Keying Junk

Keying is actually the name of this junk a relatively recent reconstruction by the Exeter Maritime Museum. A few words about this type of ship universally known and emblematic of the Asian seas. The Junk could very well have been classified among the ancient ships since it was developed from the rafts of the Chinese Neolithic and other flat-bottomed boats used on the Yang-Tse Kiang and its tributaries. Since then, its base has steadily improved to reach us today almost unchanged. The bimillenary coaster, the Junk, of the ancient Chinese Chu'an, but known to the Arabs under his Malay name, Djong, already had 100 ap. J.C. features the most modern features, including the axial rudder, bamboo sails easy to stir, and a flat-bottomed shell in prismatic shape, with the rear part wider than the front.

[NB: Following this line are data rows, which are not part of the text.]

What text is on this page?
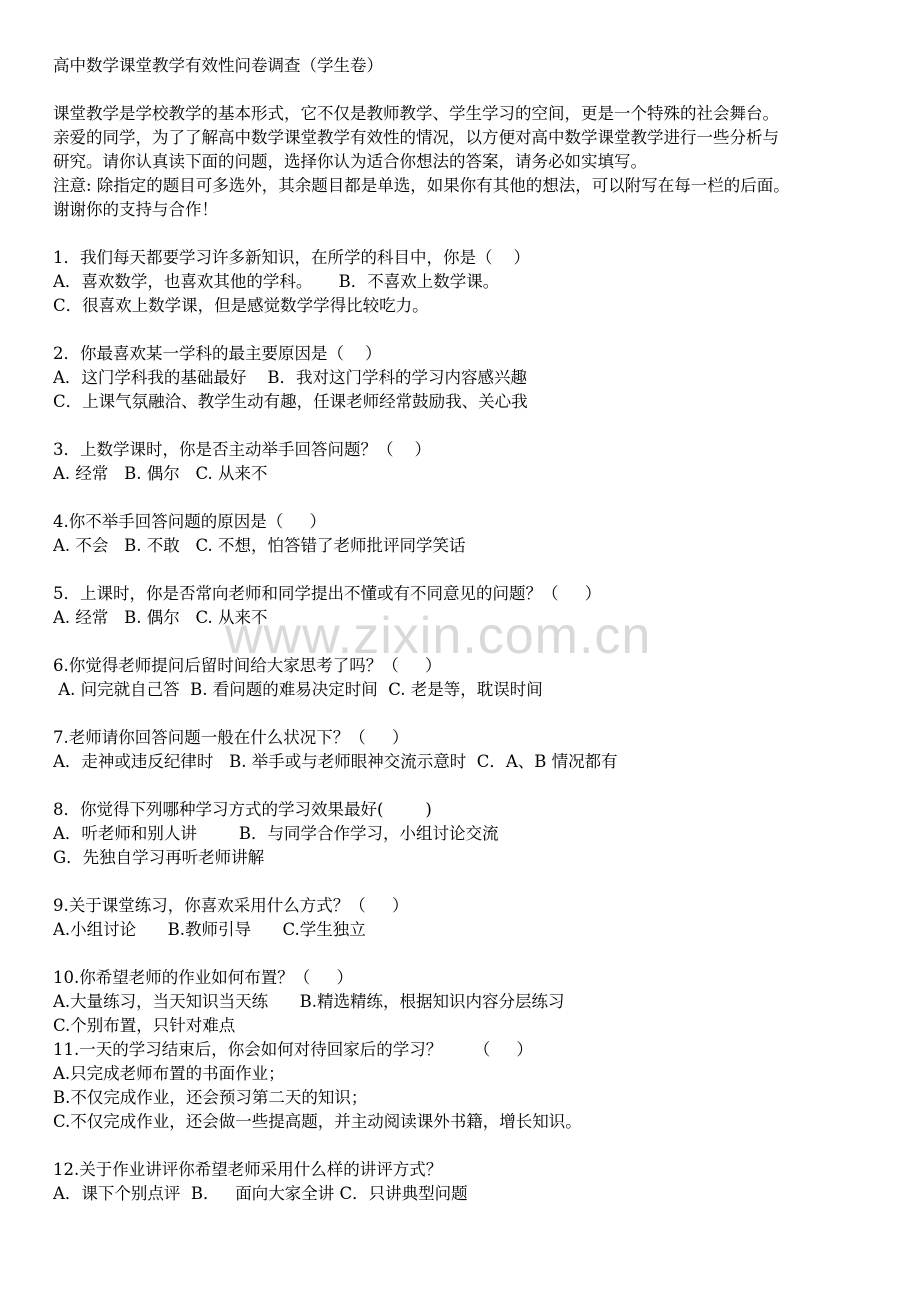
高中数学课堂教学有效性问卷调查（学生卷）
课堂教学是学校教学的基本形式，它不仅是教师教学、学生学习的空间，更是一个特殊的社会舞台。
亲爱的同学，为了了解高中数学课堂教学有效性的情况，以方便对高中数学课堂教学进行一些分析与
研究。请你认真读下面的问题，选择你认为适合你想法的答案，请务必如实填写。
注意: 除指定的题目可多选外，其余题目都是单选，如果你有其他的想法，可以附写在每一栏的后面。
谢谢你的支持与合作！
1．我们每天都要学习许多新知识，在所学的科目中，你是（    ）
A．喜欢数学，也喜欢其他的学科。     B．不喜欢上数学课。
C．很喜欢上数学课，但是感觉数学学得比较吃力。
2．你最喜欢某一学科的最主要原因是（    ）
A．这门学科我的基础最好    B．我对这门学科的学习内容感兴趣
C．上课气氛融洽、教学生动有趣，任课老师经常鼓励我、关心我
3．上数学课时，你是否主动举手回答问题？（    ）
A. 经常   B. 偶尔   C. 从来不
4.你不举手回答问题的原因是（     ）
A. 不会   B. 不敢   C. 不想，怕答错了老师批评同学笑话
5．上课时，你是否常向老师和同学提出不懂或有不同意见的问题？（     ）
A. 经常   B. 偶尔   C. 从来不
6.你觉得老师提问后留时间给大家思考了吗？（     ）
A. 问完就自己答  B. 看问题的难易决定时间  C. 老是等，耽误时间
7.老师请你回答问题一般在什么状况下？（     ）
A．走神或违反纪律时   B. 举手或与老师眼神交流示意时  C．A、B 情况都有
8．你觉得下列哪种学习方式的学习效果最好(        )
A．听老师和别人讲        B．与同学合作学习，小组讨论交流
G．先独自学习再听老师讲解
9.关于课堂练习，你喜欢采用什么方式？（     ）
A.小组讨论      B.教师引导      C.学生独立
10.你希望老师的作业如何布置？（     ）
A.大量练习，当天知识当天练      B.精选精练，根据知识内容分层练习
C.个别布置，只针对难点
11.一天的学习结束后，你会如何对待回家后的学习？      （     ）
A.只完成老师布置的书面作业；
B.不仅完成作业，还会预习第二天的知识；
C.不仅完成作业，还会做一些提高题，并主动阅读课外书籍，增长知识。
12.关于作业讲评你希望老师采用什么样的讲评方式？
A．课下个别点评  B．   面向大家全讲 C．只讲典型问题
www.zixin.com.cn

The junks were used for fishing as well as for transport or war. These vessels were slow, relatively manoeuvrable, though unable to tack, and especially able to ascend the rivers very upstream.

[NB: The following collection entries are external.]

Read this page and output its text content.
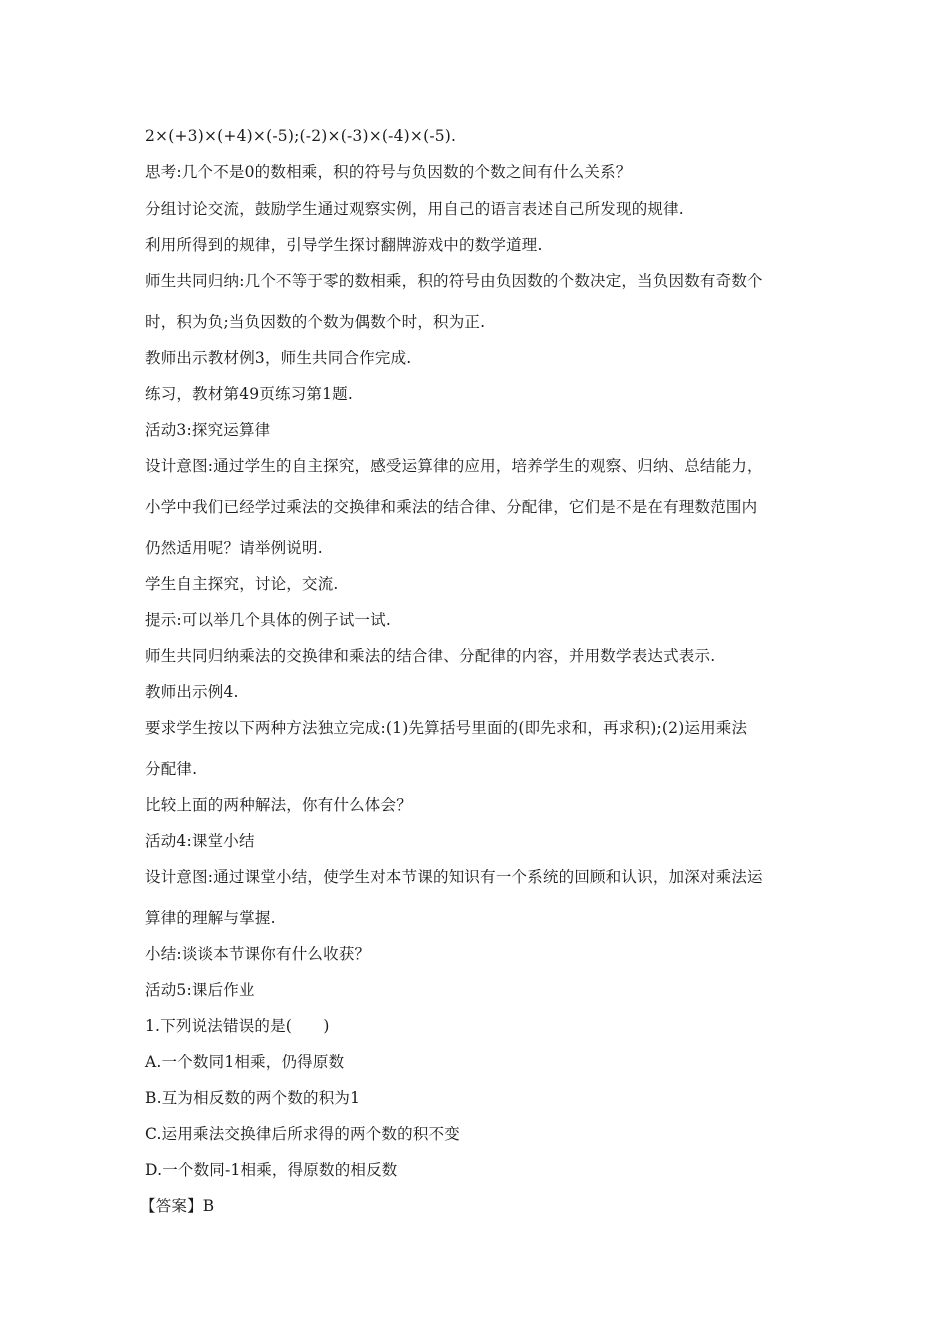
2×(+3)×(+4)×(-5);(-2)×(-3)×(-4)×(-5).
思考:几个不是0的数相乘，积的符号与负因数的个数之间有什么关系？
分组讨论交流，鼓励学生通过观察实例，用自己的语言表述自己所发现的规律.
利用所得到的规律，引导学生探讨翻牌游戏中的数学道理.
师生共同归纳:几个不等于零的数相乘，积的符号由负因数的个数决定，当负因数有奇数个
时，积为负;当负因数的个数为偶数个时，积为正.
教师出示教材例3，师生共同合作完成.
练习，教材第49页练习第1题.
活动3:探究运算律
设计意图:通过学生的自主探究，感受运算律的应用，培养学生的观察、归纳、总结能力，
小学中我们已经学过乘法的交换律和乘法的结合律、分配律，它们是不是在有理数范围内
仍然适用呢？请举例说明.
学生自主探究，讨论，交流.
提示:可以举几个具体的例子试一试.
师生共同归纳乘法的交换律和乘法的结合律、分配律的内容，并用数学表达式表示.
教师出示例4.
要求学生按以下两种方法独立完成:(1)先算括号里面的(即先求和，再求积);(2)运用乘法
分配律.
比较上面的两种解法，你有什么体会？
活动4:课堂小结
设计意图:通过课堂小结，使学生对本节课的知识有一个系统的回顾和认识，加深对乘法运
算律的理解与掌握.
小结:谈谈本节课你有什么收获？
活动5:课后作业
1.下列说法错误的是(　　)
A.一个数同1相乘，仍得原数
B.互为相反数的两个数的积为1
C.运用乘法交换律后所求得的两个数的积不变
D.一个数同-1相乘，得原数的相反数
【答案】B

At the end of the Middle Ages, more and more imposing junks appeared, with the aim of trading with neighboring countries of China. In the 12th century, the junks called "steamships of silk", and the first treasure-ship, have five or six masts including two mizzen mounted in tandem on the quarter-deck. They already have three or four bridges and can measure up to 60 meters long for 16 or 18 wide. But the largest of them was built under the reign of Emperor Ming Yongle, for the seven expeditions of Zeng He between 1405 and 1433. (See treasure-boat).